Lonnie let out a wild groan and at that same moment I thought he was going to hurl. Instead he saluted the Minister with the words “alright dude !”

“Do you promise to love and honour her, respect, and cherish her in sickness and health ?” asked Charlotte earnestly.

“Yeah,” said Lonnie, sounding more and more like Nicholas Cage. He mouthed the words silently when she asked him to repeat the vows after her, but it obviously didn’t bother her enough to do anything about it.

Lonnie kissed his young bride, hugged his buddy, and headed to the back of the chapel for a beer. Five minutes later, Lonnie and Heidi stepped out onto the Vegas streets as man and wife, laughing at what they had done, already thinking how funny it would be when they told their school friends and piss off their parents.

Charlotte was already greeting the next couple.

“I managed to sell them a video,” her assistant whispered.

I could probably have married the girl who spun the Wheel of Fortune at Caesars.

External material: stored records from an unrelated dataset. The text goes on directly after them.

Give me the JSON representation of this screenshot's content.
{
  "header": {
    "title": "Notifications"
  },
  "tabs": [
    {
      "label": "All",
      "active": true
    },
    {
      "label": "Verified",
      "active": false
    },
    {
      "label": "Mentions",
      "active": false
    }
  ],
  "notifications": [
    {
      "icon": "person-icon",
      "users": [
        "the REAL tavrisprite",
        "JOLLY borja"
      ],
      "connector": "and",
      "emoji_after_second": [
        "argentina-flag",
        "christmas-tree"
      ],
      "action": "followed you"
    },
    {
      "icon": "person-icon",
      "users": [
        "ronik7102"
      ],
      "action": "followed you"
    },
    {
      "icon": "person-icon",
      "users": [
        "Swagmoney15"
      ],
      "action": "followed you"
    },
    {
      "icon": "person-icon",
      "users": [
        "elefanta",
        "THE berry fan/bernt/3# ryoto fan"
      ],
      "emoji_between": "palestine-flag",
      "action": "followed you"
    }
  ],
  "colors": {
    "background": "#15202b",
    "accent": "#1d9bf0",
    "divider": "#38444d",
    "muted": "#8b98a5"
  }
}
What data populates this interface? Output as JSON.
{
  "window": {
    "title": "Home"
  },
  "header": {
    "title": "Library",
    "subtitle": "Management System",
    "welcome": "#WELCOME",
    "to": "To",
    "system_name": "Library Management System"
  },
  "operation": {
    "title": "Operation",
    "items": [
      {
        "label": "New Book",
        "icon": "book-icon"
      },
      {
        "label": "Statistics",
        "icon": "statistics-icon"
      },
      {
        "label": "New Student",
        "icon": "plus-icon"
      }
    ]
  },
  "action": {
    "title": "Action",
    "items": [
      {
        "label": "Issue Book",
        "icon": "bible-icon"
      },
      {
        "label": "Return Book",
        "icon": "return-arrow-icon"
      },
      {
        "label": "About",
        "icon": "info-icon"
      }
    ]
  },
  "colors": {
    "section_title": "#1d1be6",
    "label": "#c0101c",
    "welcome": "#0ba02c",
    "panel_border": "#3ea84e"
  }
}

Her name was Storei and she was from Afghanistan. Her English vocabulary consisted mainly of the numbers 1 to 88 but she was pretty and I was pretty sure I could get the licence without her understanding what was going on. There were several ministers who would have married us and made allowances for her silence along the grounds of shyness.

In the end though it was the Puerto Rican shoeshine girl at Ballys whom I met when I asked her what her tattoo was and she said it meant ‘crazy girl.’

Charlotte’s speech was her best: about love and luck.

“Love is patient, love never fails,” she said glowing.

She advised us to a) put God first, b) be kind and gentle to each other, c) forgive each other – “as Our Father in Heaven forgives you.”

She ended saying: “By the power invested in me by the State of Nevada, in the Little White Wedding Chapel, at 10.35 in the evening on October the 21st, I pronounce you man and wife.”

As we climbed into the limo to go on to the honeymoon suite at Caesars, Charlotte came down and leaned into the car, waving excitedly, with her last words ringing out as we glided away.

“If you see Joan, say Hi. Say: “hi Joan, I love you !”’

I woke up the next day with a headache, wondering about my wife, wondering where she was, and realised that apart from the TV set playing in the other room, I was alone.

All that was left of my marriage was a wobbly video and a muffled cassette.